I turned to Sheriff Johnny and said, “What do you want, Johnny? Why aren’t you back where you belong, watching soaps with Linda or doing whatever y’all do in the Great Beyond?” I’m sure Sheriff Dunleavy was disappointed that my conversing with the dead didn’t seem much different than me conversing with the living, but that’s how my life has always been.

Sheriff Johnny opened his mouth once or twice, but no sound came out. This happens with spirits after they’ve crossed over and come back, sometimes they forget how to talk. I had faith in the Sheriff, though. He hadn’t been dead more than four or five months. He should still be able to converse relatively easily.

“Go on, Johnny, spit it out. We ain’t got all day, now.”

“Trouble’s coming, Lila. I can’t see more than that, but something bad’s coming to Lockhart, and it’s gonna take both of y’all to deal with it.” Sheriff Johnny said, his voice hoarse with grave rust and thin like the wind.

I relayed his message to Sheriff Dunleavy, then looked back up at Johnny. “Now you know he’s just gonna say that’s what I would make up to have you say, so you gonna have to do something to prove that I’m not a fraud now, Johnny Thomas, or this man ain’t never gonna believe me.”

“Tell him the key is taped to the bottom of the middle drawer.” The shade said, then turned and walked through the wall out into the sunlight.

“Wait, Johnny, I don’t know what key you’re talking about!” I stood up and hollered as the ghost vanished. “Dammit. Excuse me,” I said as I sat back down.

“What key?” the sheriff asked.

“Exactly my point,” I grumbled. I reached down to the floor and picked up my purse. I stood up and extended my hand. “I’m sorry to have wasted your time, Sheriff Dunleavy. It’s obvious that you don’t believe in my gift, so I will take my leave.”

The sheriff stayed seated. “What key, Ms. Carter?”

“I don’t know, Sheriff. That’s what’s so damn frustrating about dealing with dead people. They tell you half what you need to know, then wander off and go back to being dead. It’s worse than dating, I swear to God.”

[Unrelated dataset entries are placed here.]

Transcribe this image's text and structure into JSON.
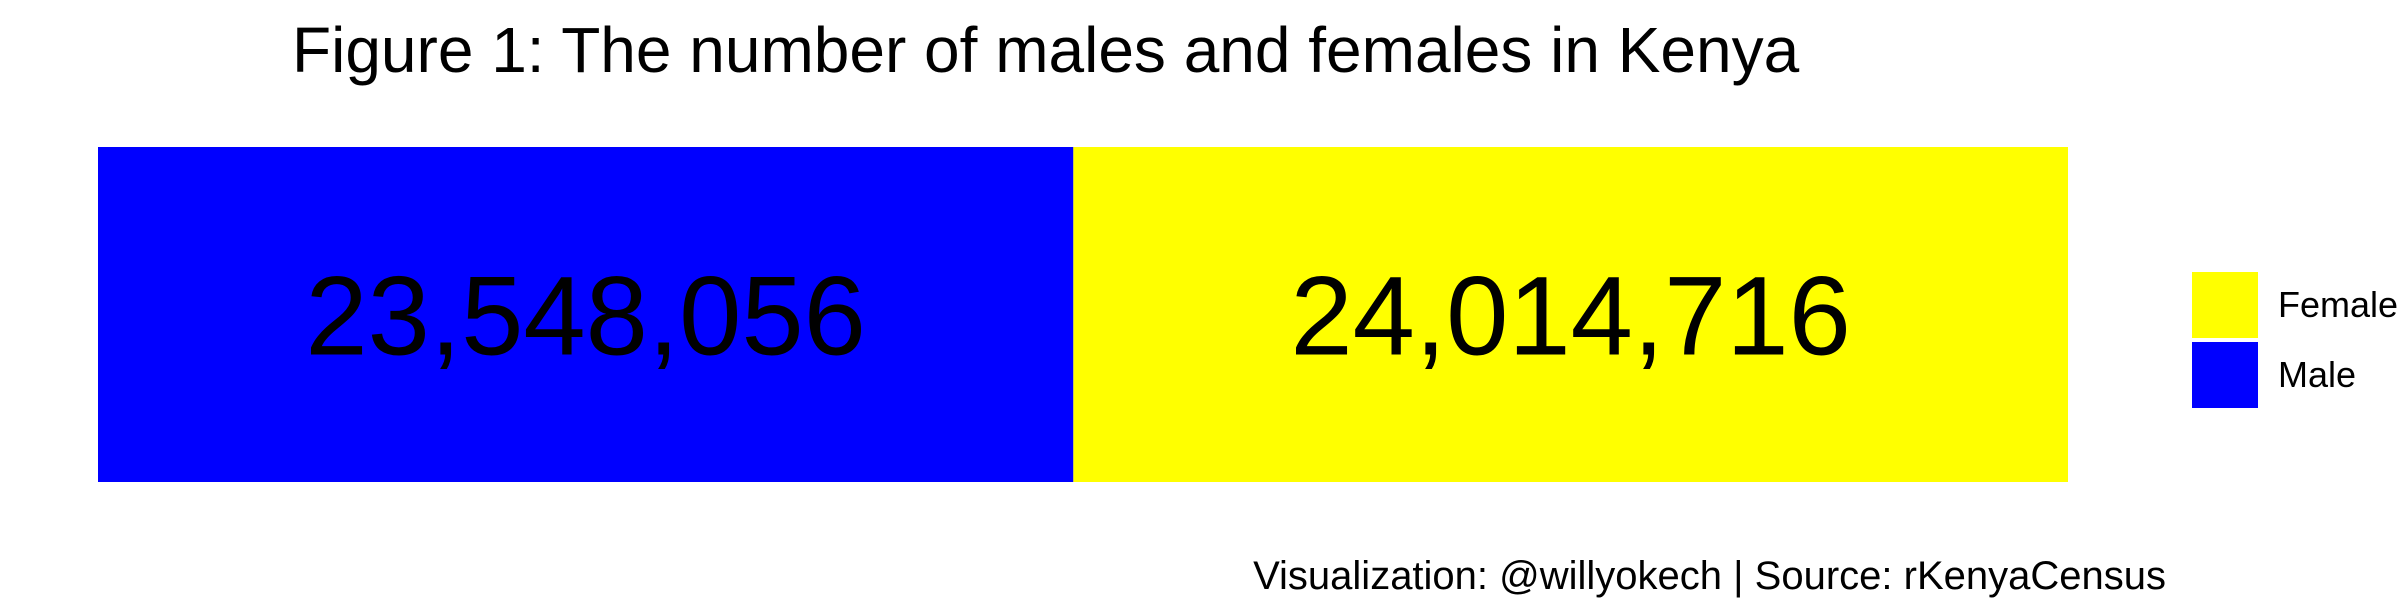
{
  "chart_data": {
    "type": "bar",
    "orientation": "horizontal-stacked",
    "title": "Figure 1: The number of males and females in Kenya",
    "categories": [
      "Male",
      "Female"
    ],
    "values": [
      23548056,
      24014716
    ],
    "data_labels": [
      "23,548,056",
      "24,014,716"
    ],
    "colors": {
      "Male": "#0000ff",
      "Female": "#ffff00"
    },
    "legend": {
      "position": "right",
      "entries": [
        {
          "label": "Female",
          "color": "#ffff00"
        },
        {
          "label": "Male",
          "color": "#0000ff"
        }
      ]
    },
    "grid": false,
    "caption": "Visualization: @willyokech | Source: rKenyaCensus"
  }
}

“What did he say about the key?” Sheriff Dunleavy’s voice was calm, but he was working to keep it that way. I could tell by the way his knuckles went white around the arm of his chair.

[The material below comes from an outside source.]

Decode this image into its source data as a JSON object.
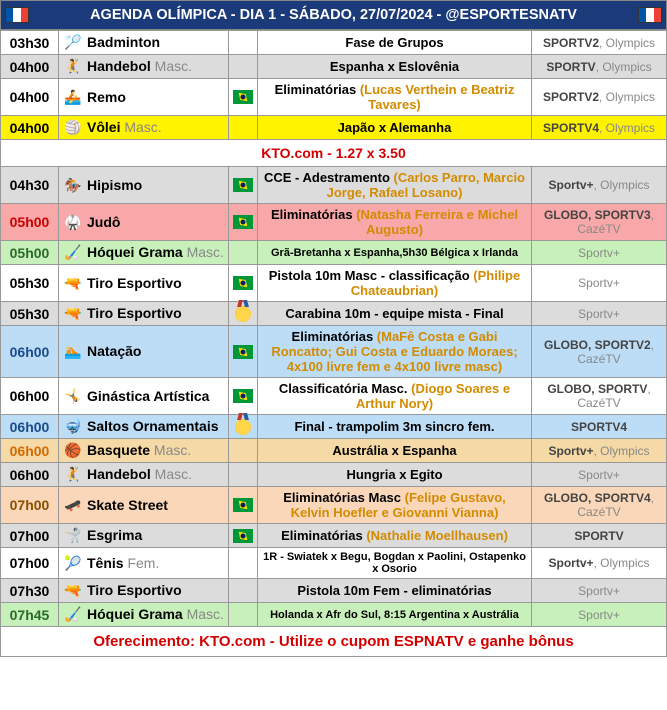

“He said it was underneath the middle desk drawer, whatever that means.” I replied.

“Sonofabitch!” Dunleavy sat up straight, then dropped out of his chair onto one knee and yanked out the center drawer of his desk. I sat back down in my chair as he felt around the bottom of the drawer, then got down on his hands and knees and vanished behind his desk. He emerged a moment later with a brown envelope clutched in his fist. “Got it!”

He sat back in his chair and ripped open the top of the envelope. A small brass key fell out onto his calendar desk blotter, and he pounced on it like a kitten playing with a junebug.

“What’s that, Sheriff?”

“This is the key to Sheriff Thomas’s file cabinet, Ms. Carter. He had one copy on him when he…”

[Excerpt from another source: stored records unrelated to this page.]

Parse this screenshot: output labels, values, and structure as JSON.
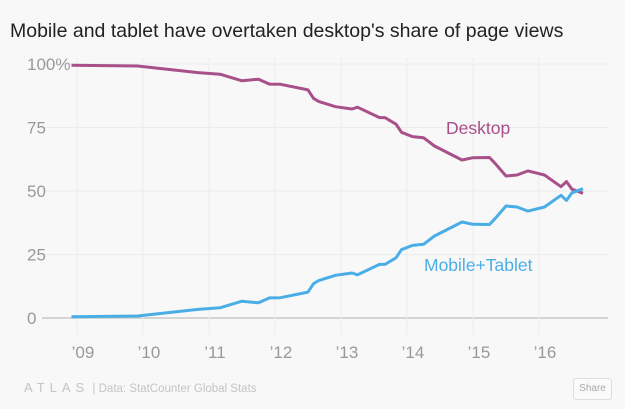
{
  "chart_data": {
    "type": "line",
    "title": "Mobile and tablet have overtaken desktop's share of page views",
    "xlabel": "",
    "ylabel": "",
    "ylim": [
      0,
      100
    ],
    "y_ticks": [
      "0",
      "25",
      "50",
      "75",
      "100%"
    ],
    "y_tick_values": [
      0,
      25,
      50,
      75,
      100
    ],
    "x_ticks": [
      "’09",
      "’10",
      "’11",
      "’12",
      "’13",
      "’14",
      "’15",
      "’16"
    ],
    "x_tick_dates": [
      "2009-01",
      "2010-01",
      "2011-01",
      "2012-01",
      "2013-01",
      "2014-01",
      "2015-01",
      "2016-01"
    ],
    "grid": true,
    "x": [
      "2008-12",
      "2009-12",
      "2010-11",
      "2011-03",
      "2011-07",
      "2011-10",
      "2011-12",
      "2012-02",
      "2012-07",
      "2012-08",
      "2012-09",
      "2012-12",
      "2013-03",
      "2013-04",
      "2013-08",
      "2013-09",
      "2013-11",
      "2013-12",
      "2014-02",
      "2014-04",
      "2014-06",
      "2014-11",
      "2015-01",
      "2015-04",
      "2015-05",
      "2015-07",
      "2015-09",
      "2015-11",
      "2016-02",
      "2016-05",
      "2016-06",
      "2016-07",
      "2016-09"
    ],
    "series": [
      {
        "name": "Desktop",
        "color": "#a8508a",
        "values": [
          99.5,
          99.2,
          96.6,
          96.0,
          93.4,
          94.0,
          92.1,
          92.0,
          89.8,
          86.5,
          85.2,
          83.2,
          82.3,
          83.0,
          78.9,
          78.9,
          76.3,
          73.1,
          71.4,
          71.0,
          67.7,
          62.2,
          63.1,
          63.2,
          60.9,
          55.9,
          56.3,
          57.9,
          56.3,
          51.7,
          53.7,
          50.7,
          49.1
        ]
      },
      {
        "name": "Mobile+Tablet",
        "color": "#4aaee6",
        "values": [
          0.5,
          0.8,
          3.4,
          4.0,
          6.6,
          6.0,
          7.9,
          8.0,
          10.2,
          13.5,
          14.8,
          16.8,
          17.7,
          17.0,
          21.1,
          21.1,
          23.7,
          26.9,
          28.6,
          29.0,
          32.3,
          37.8,
          36.9,
          36.8,
          39.1,
          44.1,
          43.7,
          42.1,
          43.7,
          48.3,
          46.3,
          49.3,
          50.9
        ]
      }
    ]
  },
  "footer": {
    "logo": "ATLAS",
    "separator": "|",
    "source": "Data: StatCounter Global Stats",
    "share_label": "Share"
  }
}
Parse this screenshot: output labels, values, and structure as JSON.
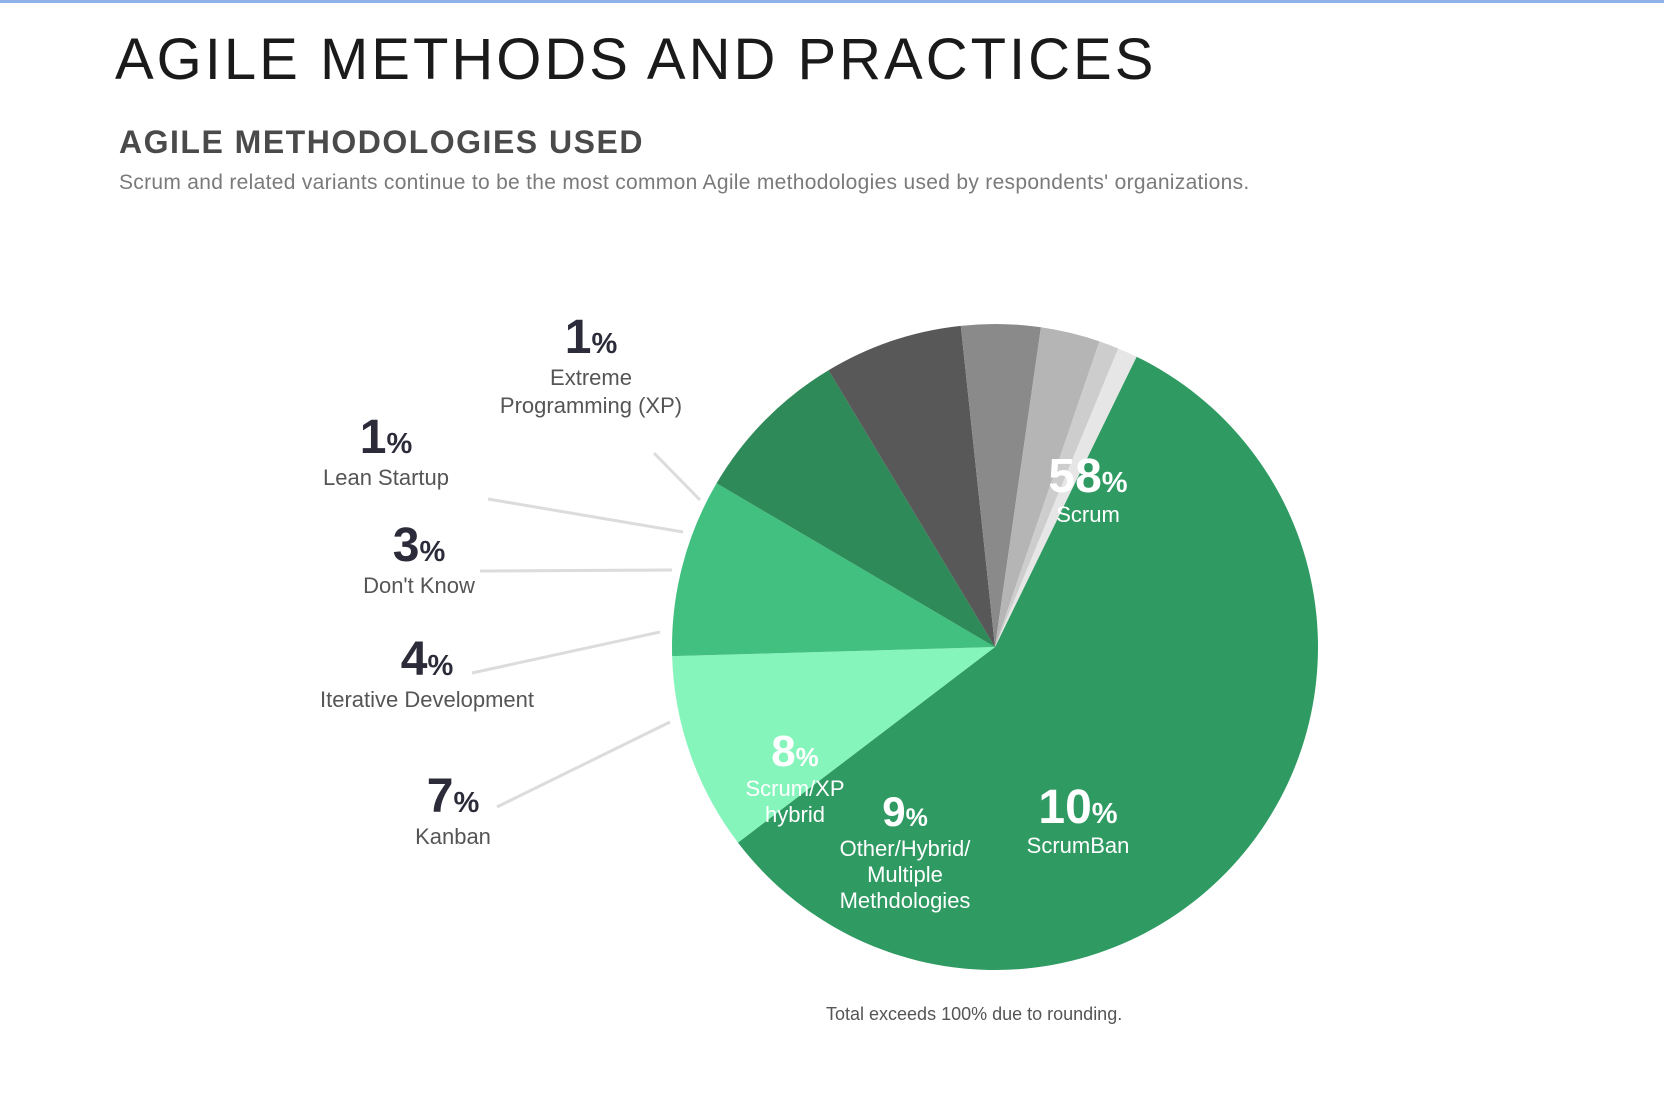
{
  "page": {
    "title": "AGILE METHODS AND PRACTICES",
    "section_title": "AGILE METHODOLOGIES USED",
    "section_subtitle": "Scrum and related variants continue to be the most common Agile methodologies used by respondents' organizations.",
    "footnote": "Total exceeds 100% due to rounding."
  },
  "chart_data": {
    "type": "pie",
    "title": "AGILE METHODOLOGIES USED",
    "slices": [
      {
        "label": "Scrum",
        "value": 58,
        "pct": "58%",
        "color": "#2f9a62",
        "text_color": "#ffffff",
        "inside": true
      },
      {
        "label": "ScrumBan",
        "value": 10,
        "pct": "10%",
        "color": "#86f5bc",
        "text_color": "#ffffff",
        "inside": true
      },
      {
        "label": "Other/Hybrid/ Multiple Methdologies",
        "lines": [
          "Other/Hybrid/",
          "Multiple",
          "Methdologies"
        ],
        "value": 9,
        "pct": "9%",
        "color": "#41c07f",
        "text_color": "#ffffff",
        "inside": true
      },
      {
        "label": "Scrum/XP hybrid",
        "lines": [
          "Scrum/XP",
          "hybrid"
        ],
        "value": 8,
        "pct": "8%",
        "color": "#2e8a58",
        "text_color": "#ffffff",
        "inside": true
      },
      {
        "label": "Kanban",
        "value": 7,
        "pct": "7%",
        "color": "#585858",
        "text_color": "#2b2b3a",
        "inside": false
      },
      {
        "label": "Iterative Development",
        "value": 4,
        "pct": "4%",
        "color": "#8a8a8a",
        "text_color": "#2b2b3a",
        "inside": false
      },
      {
        "label": "Don't Know",
        "value": 3,
        "pct": "3%",
        "color": "#b5b5b5",
        "text_color": "#2b2b3a",
        "inside": false
      },
      {
        "label": "Lean Startup",
        "value": 1,
        "pct": "1%",
        "color": "#cdcdcd",
        "text_color": "#2b2b3a",
        "inside": false
      },
      {
        "label": "Extreme Programming (XP)",
        "lines": [
          "Extreme",
          "Programming (XP)"
        ],
        "value": 1,
        "pct": "1%",
        "color": "#e6e6e6",
        "text_color": "#2b2b3a",
        "inside": false
      }
    ]
  }
}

“Died is the word you’re looking for, Sheriff. Remember, I still get to talk to people after they die, so it’s not quite the hardship for me that it is for most people.”

“Yes, well, he had one copy on him when he died, but those keys were lost after the autopsy. And I’ve had no access to any old case files, or even his current case files, since I got here last week.”

“Until now,” I said.

“Until now,” he agreed.

“When the sheriff’s ghost told me where to find it.”

“When you used some resources unavailable to most people to assist me in finding it,” the sheriff agreed, nodding in unison with me.

“So we have an understanding?” I asked, standing and holding out my hand.

Sheriff Dunleavy stood up and shook my hand. “Ms. Carter, I’m not sure what we’ve got, but I’m pretty sure I’ll never understand a minute of it.”